Bush: You're Either For Terrorism Or You're Against It

September 24, 2003

President Bush's recent lecture to the United Nations laid it on the line.   He basically told them they are either for the terrorists or against them.   “They have no place in any religious faith, they have no claim on the world's sympathy, and they should have no friend in this chamber,” he told them.   I'm sure there were many in that chamber squirming in their seats.   The body that houses representatives from the greatest nations on the planet also includes despots with either one degree of separation from the terrorists or terrorists themselves.

 

The United Nations is like the rich witch of the ball (I cleaned that up a bit).   Everybody hates her but everybody wants to dance with her.   George W. Bush just stepped on her foot.   “Between those who work for peaceful change and those who adopt the methods of gangsters,” he said, “There is no neutral ground.   All governments that support terror are complicit in a war against civilization.”

 

You see, countries like France, that whined all the while we did the heavy lifting in Iraq, are whining again.   This time they want the UN to take over operations in Iraq.   Not that sharing the load isn't a good idea but turning control over to the UN has disaster written all over it.   That's why France and their French-acting counterparts in American politics want so desperately for America to turn the reins over to the UN.   Their worst nightmare is coming true.   We won the war in six weeks.   Now we're winning the peace.   They can't allow that to happen.   If it does, they will be found out for the stooges they are; stooges of the terrorists and the America-bashers inside the UN.

 

The Democrats, frantically trying to wrestle power from the Republicans, have put up their own military man, Wesley Clark.   The only problem with Clark is, unlike Colin Powell, he comes with considerable baggage.   It's hard to find anyone inside the military who liked him.   Like his dear friends the Clintons, he says one thing one day then reverses course the next.   The latest example being his statement that he would have voted for war in Iraq had he been in Congress.   The very next day he changed his statement, saying he would've voted against it.  

 

He's also been known to show a gross lack of judgment.   Against the advice of the State Department in 1994, Clark met with Gen.
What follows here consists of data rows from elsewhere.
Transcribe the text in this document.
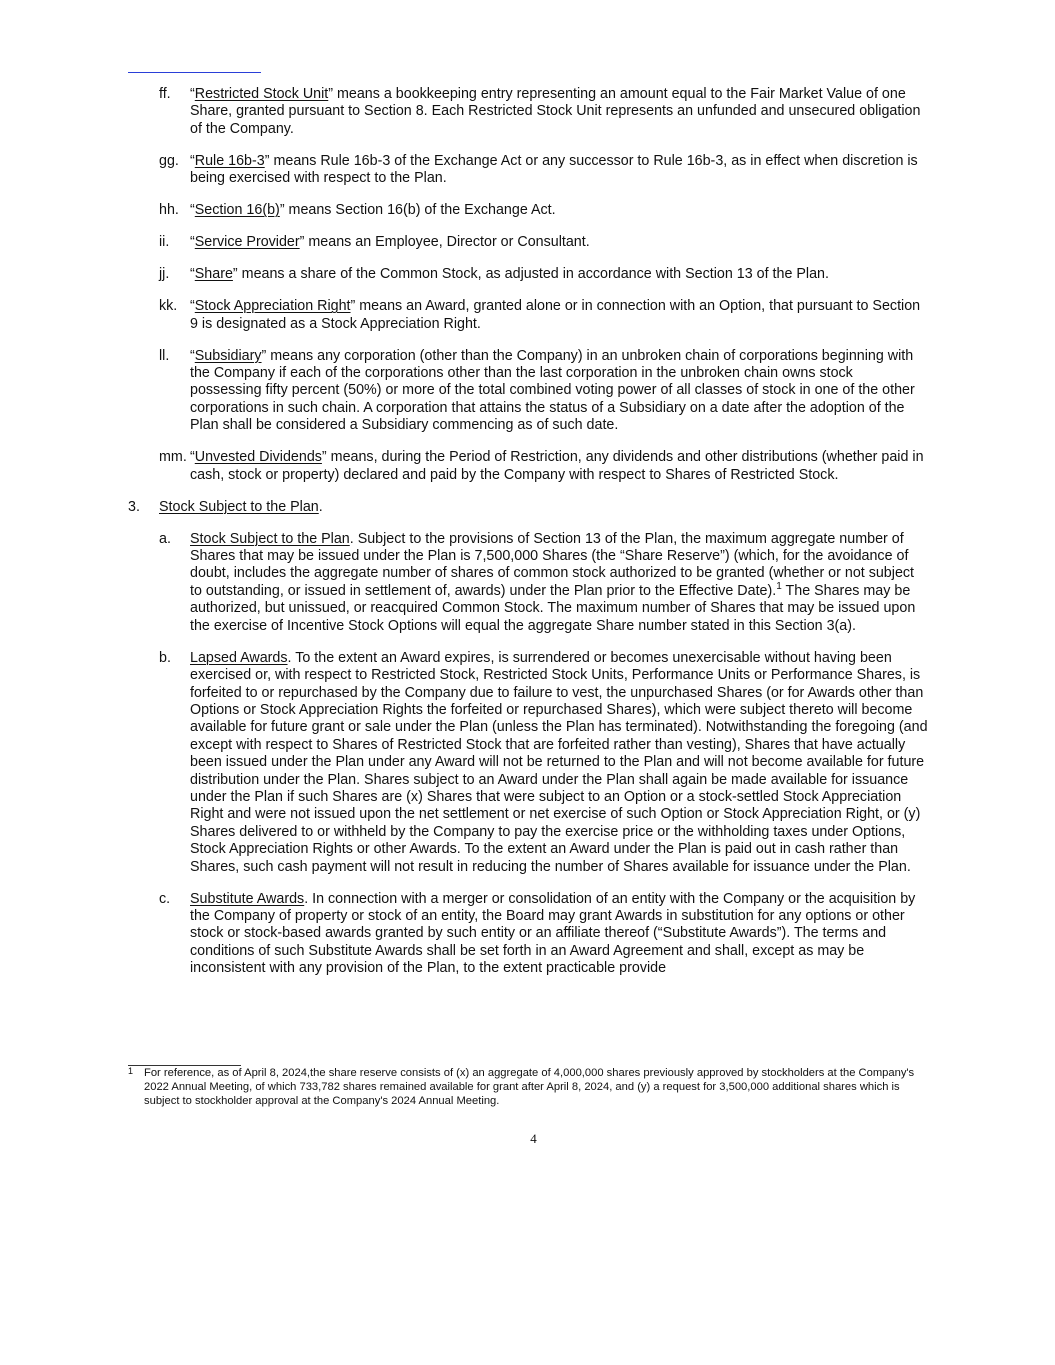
ff. “Restricted Stock Unit” means a bookkeeping entry representing an amount equal to the Fair Market Value of one Share, granted pursuant to Section 8. Each Restricted Stock Unit represents an unfunded and unsecured obligation of the Company.
gg. “Rule 16b-3” means Rule 16b-3 of the Exchange Act or any successor to Rule 16b-3, as in effect when discretion is being exercised with respect to the Plan.
hh. “Section 16(b)” means Section 16(b) of the Exchange Act.
ii. “Service Provider” means an Employee, Director or Consultant.
jj. “Share” means a share of the Common Stock, as adjusted in accordance with Section 13 of the Plan.
kk. “Stock Appreciation Right” means an Award, granted alone or in connection with an Option, that pursuant to Section 9 is designated as a Stock Appreciation Right.
ll. “Subsidiary” means any corporation (other than the Company) in an unbroken chain of corporations beginning with the Company if each of the corporations other than the last corporation in the unbroken chain owns stock possessing fifty percent (50%) or more of the total combined voting power of all classes of stock in one of the other corporations in such chain. A corporation that attains the status of a Subsidiary on a date after the adoption of the Plan shall be considered a Subsidiary commencing as of such date.
mm. “Unvested Dividends” means, during the Period of Restriction, any dividends and other distributions (whether paid in cash, stock or property) declared and paid by the Company with respect to Shares of Restricted Stock.
3. Stock Subject to the Plan.
a. Stock Subject to the Plan. Subject to the provisions of Section 13 of the Plan, the maximum aggregate number of Shares that may be issued under the Plan is 7,500,000 Shares (the “Share Reserve”) (which, for the avoidance of doubt, includes the aggregate number of shares of common stock authorized to be granted (whether or not subject to outstanding, or issued in settlement of, awards) under the Plan prior to the Effective Date).$^1$ The Shares may be authorized, but unissued, or reacquired Common Stock. The maximum number of Shares that may be issued upon the exercise of Incentive Stock Options will equal the aggregate Share number stated in this Section 3(a).
b. Lapsed Awards. To the extent an Award expires, is surrendered or becomes unexercisable without having been exercised or, with respect to Restricted Stock, Restricted Stock Units, Performance Units or Performance Shares, is forfeited to or repurchased by the Company due to failure to vest, the unpurchased Shares (or for Awards other than Options or Stock Appreciation Rights the forfeited or repurchased Shares), which were subject thereto will become available for future grant or sale under the Plan (unless the Plan has terminated). Notwithstanding the foregoing (and except with respect to Shares of Restricted Stock that are forfeited rather than vesting), Shares that have actually been issued under the Plan under any Award will not be returned to the Plan and will not become available for future distribution under the Plan. Shares subject to an Award under the Plan shall again be made available for issuance under the Plan if such Shares are (x) Shares that were subject to an Option or a stock-settled Stock Appreciation Right and were not issued upon the net settlement or net exercise of such Option or Stock Appreciation Right, or (y) Shares delivered to or withheld by the Company to pay the exercise price or the withholding taxes under Options, Stock Appreciation Rights or other Awards. To the extent an Award under the Plan is paid out in cash rather than Shares, such cash payment will not result in reducing the number of Shares available for issuance under the Plan.
c. Substitute Awards. In connection with a merger or consolidation of an entity with the Company or the acquisition by the Company of property or stock of an entity, the Board may grant Awards in substitution for any options or other stock or stock-based awards granted by such entity or an affiliate thereof (“Substitute Awards”). The terms and conditions of such Substitute Awards shall be set forth in an Award Agreement and shall, except as may be inconsistent with any provision of the Plan, to the extent practicable provide
1 For reference, as of April 8, 2024,the share reserve consists of (x) an aggregate of 4,000,000 shares previously approved by stockholders at the Company's 2022 Annual Meeting, of which 733,782 shares remained available for grant after April 8, 2024, and (y) a request for 3,500,000 additional shares which is subject to stockholder approval at the Company's 2024 Annual Meeting.
4
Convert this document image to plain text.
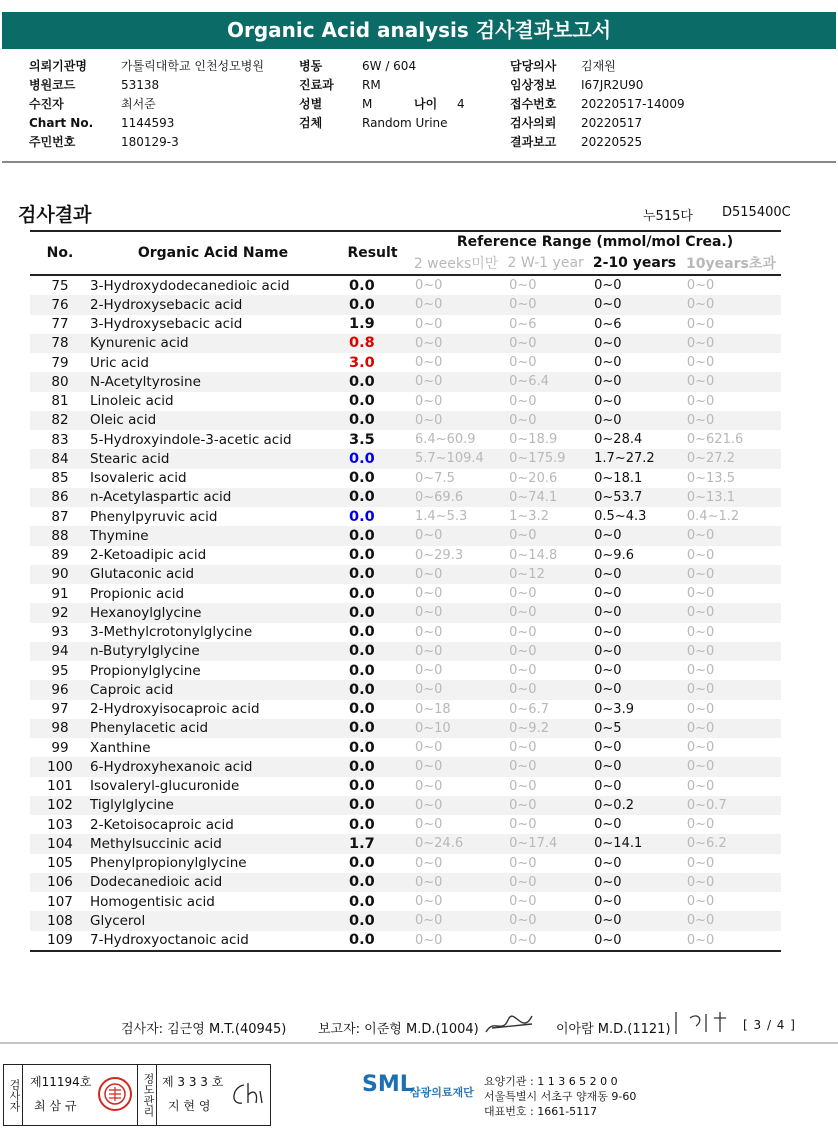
Organic Acid analysis 검사결과보고서
의뢰기관명	가톨릭대학교 인천성모병원
병원코드	53138
수진자	최서준
Chart No. 1144593
주민번호	180129-3
병동	6W / 604
진료과 RM
성별	M	나이 4
검체	Random Urine
담당의사 김재원
임상정보 I67JR2U90
접수번호 20220517-14009
검사의뢰 20220517
결과보고 20220525
검사결과	누515다 D515400C
No.	Organic Acid Name	Result	Reference Range (mmol/mol Crea.)			
			2 weeks미만	2 W-1 year	2-10 years	10years초과
75	3-Hydroxydodecanedioic acid	0.0	0~0	0~0	0~0	0~0
76	2-Hydroxysebacic acid	0.0	0~0	0~0	0~0	0~0
77	3-Hydroxysebacic acid	1.9	0~0	0~6	0~6	0~0
78	Kynurenic acid	0.8	0~0	0~0	0~0	0~0
79	Uric acid	3.0	0~0	0~0	0~0	0~0
80	N-Acetyltyrosine	0.0	0~0	0~6.4	0~0	0~0
81	Linoleic acid	0.0	0~0	0~0	0~0	0~0
82	Oleic acid	0.0	0~0	0~0	0~0	0~0
83	5-Hydroxyindole-3-acetic acid	3.5	6.4~60.9	0~18.9	0~28.4	0~621.6
84	Stearic acid	0.0	5.7~109.4	0~175.9	1.7~27.2	0~27.2
85	Isovaleric acid	0.0	0~7.5	0~20.6	0~18.1	0~13.5
86	n-Acetylaspartic acid	0.0	0~69.6	0~74.1	0~53.7	0~13.1
87	Phenylpyruvic acid	0.0	1.4~5.3	1~3.2	0.5~4.3	0.4~1.2
88	Thymine	0.0	0~0	0~0	0~0	0~0
89	2-Ketoadipic acid	0.0	0~29.3	0~14.8	0~9.6	0~0
90	Glutaconic acid	0.0	0~0	0~12	0~0	0~0
91	Propionic acid	0.0	0~0	0~0	0~0	0~0
92	Hexanoylglycine	0.0	0~0	0~0	0~0	0~0
93	3-Methylcrotonylglycine	0.0	0~0	0~0	0~0	0~0
94	n-Butyrylglycine	0.0	0~0	0~0	0~0	0~0
95	Propionylglycine	0.0	0~0	0~0	0~0	0~0
96	Caproic acid	0.0	0~0	0~0	0~0	0~0
97	2-Hydroxyisocaproic acid	0.0	0~18	0~6.7	0~3.9	0~0
98	Phenylacetic acid	0.0	0~10	0~9.2	0~5	0~0
99	Xanthine	0.0	0~0	0~0	0~0	0~0
100	6-Hydroxyhexanoic acid	0.0	0~0	0~0	0~0	0~0
101	Isovaleryl-glucuronide	0.0	0~0	0~0	0~0	0~0
102	Tiglylglycine	0.0	0~0	0~0	0~0.2	0~0.7
103	2-Ketoisocaproic acid	0.0	0~0	0~0	0~0	0~0
104	Methylsuccinic acid	1.7	0~24.6	0~17.4	0~14.1	0~6.2
105	Phenylpropionylglycine	0.0	0~0	0~0	0~0	0~0
106	Dodecanedioic acid	0.0	0~0	0~0	0~0	0~0
107	Homogentisic acid	0.0	0~0	0~0	0~0	0~0
108	Glycerol	0.0	0~0	0~0	0~0	0~0
109	7-Hydroxyoctanoic acid	0.0	0~0	0~0	0~0	0~0
검사자: 김근영 M.T.(40945) 보고자: 이준형 M.D.(1004)	이아람 M.D.(1121)	[ 3 / 4 ]
검사자 제11194호
최 삼 규	정도관리 제 3 3 3 호
지 현 영
SML
삼광의료재단
요양기관 : 1 1 3 6 5 2 0 0
서울특별시 서초구 양재동 9-60
대표번호 : 1661-5117
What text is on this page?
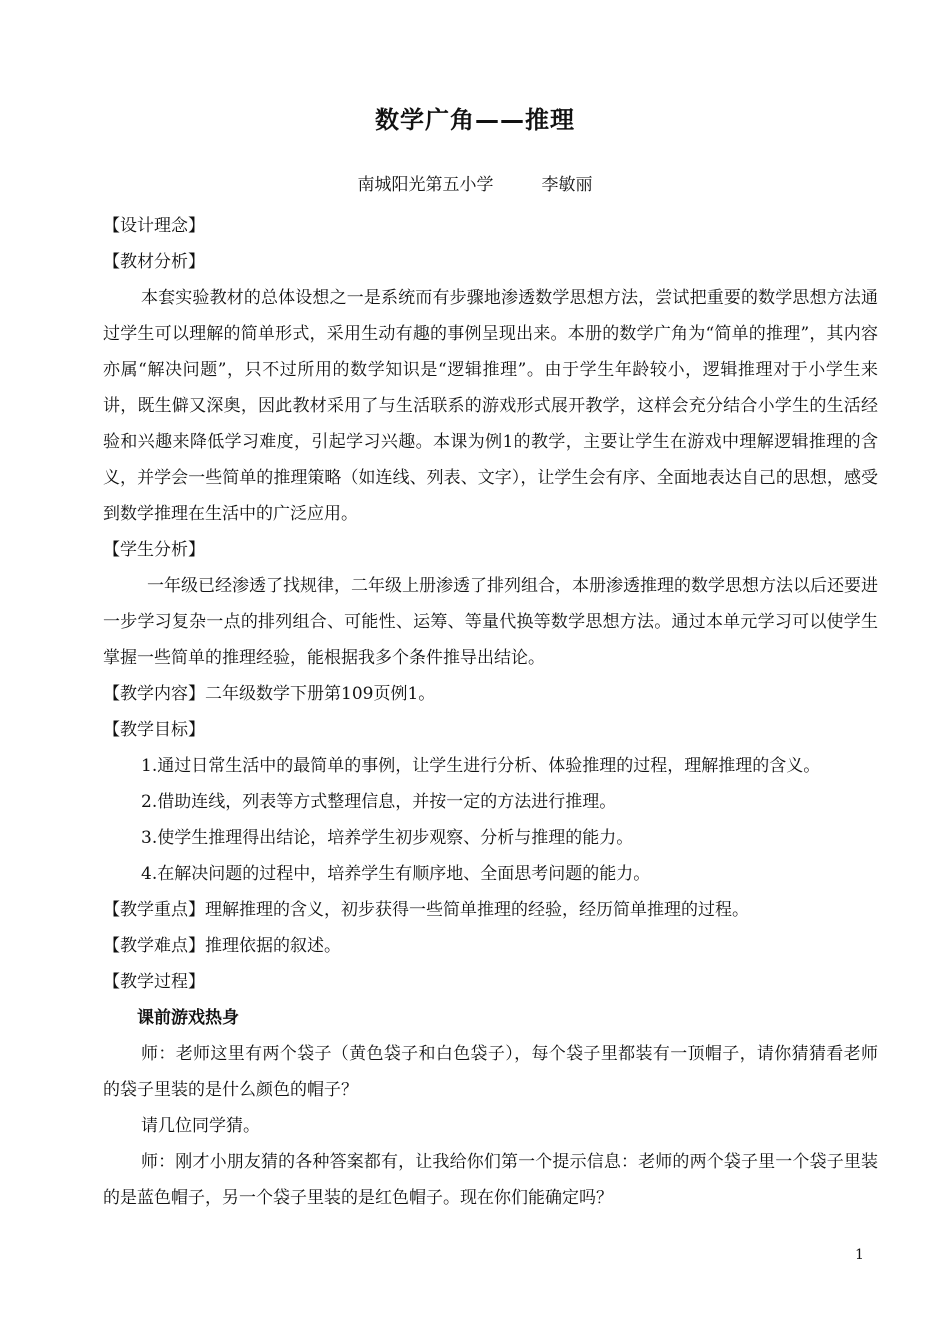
数学广角——推理
南城阳光第五小学	李敏丽

【设计理念】

【教材分析】

本套实验教材的总体设想之一是系统而有步骤地渗透数学思想方法，尝试把重要的数学思想方法通过学生可以理解的简单形式，采用生动有趣的事例呈现出来。本册的数学广角为“简单的推理”，其内容亦属“解决问题”，只不过所用的数学知识是“逻辑推理”。由于学生年龄较小，逻辑推理对于小学生来讲，既生僻又深奥，因此教材采用了与生活联系的游戏形式展开教学，这样会充分结合小学生的生活经验和兴趣来降低学习难度，引起学习兴趣。本课为例1的教学，主要让学生在游戏中理解逻辑推理的含义，并学会一些简单的推理策略（如连线、列表、文字），让学生会有序、全面地表达自己的思想，感受到数学推理在生活中的广泛应用。

【学生分析】

一年级已经渗透了找规律，二年级上册渗透了排列组合，本册渗透推理的数学思想方法以后还要进一步学习复杂一点的排列组合、可能性、运筹、等量代换等数学思想方法。通过本单元学习可以使学生掌握一些简单的推理经验，能根据我多个条件推导出结论。

【教学内容】二年级数学下册第109页例1。

【教学目标】

1.通过日常生活中的最简单的事例，让学生进行分析、体验推理的过程，理解推理的含义。

2.借助连线，列表等方式整理信息，并按一定的方法进行推理。

3.使学生推理得出结论，培养学生初步观察、分析与推理的能力。

4.在解决问题的过程中，培养学生有顺序地、全面思考问题的能力。

【教学重点】理解推理的含义，初步获得一些简单推理的经验，经历简单推理的过程。

【教学难点】推理依据的叙述。

【教学过程】

课前游戏热身

师：老师这里有两个袋子（黄色袋子和白色袋子），每个袋子里都装有一顶帽子，请你猜猜看老师的袋子里装的是什么颜色的帽子？

请几位同学猜。

师：刚才小朋友猜的各种答案都有，让我给你们第一个提示信息：老师的两个袋子里一个袋子里装的是蓝色帽子，另一个袋子里装的是红色帽子。现在你们能确定吗？

1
Ratko Mladic, the Bosnian-Serb general accused of slaughtering hundreds of civilians in pursuit of ethnic cleansing and now a wanted war criminal.  

 

He's also been known to lie.   He said he would've become a Republican had Karl Rove, the president's top advisor, returned his telephone call.   The White House has no record of Clark ever calling and Rove has no recollection of ever having talked to him.

 

He said that the White House called him on September 11, 2001 and told him to make a connection between Saddam Hussein and the terrorists.   When reporters grilled him about who made the call, he backtracked and said the call came from someone in Canada.

 

No wonder the Clintons love this guy.

 

Here's the point.   We have the right man in office at the right time in history.   Despite some of my misgivings about other issues, this president is prosecuting the war on terrorism abroad meticulously and courageously.   He's willing to put the UN in its place and go about the job of securing peace without them, if necessary.  

 

The Nobel Peace Prize should go to George W. Bush but, given their history, it will probably go to Uday and Qusay Hussein posthumously.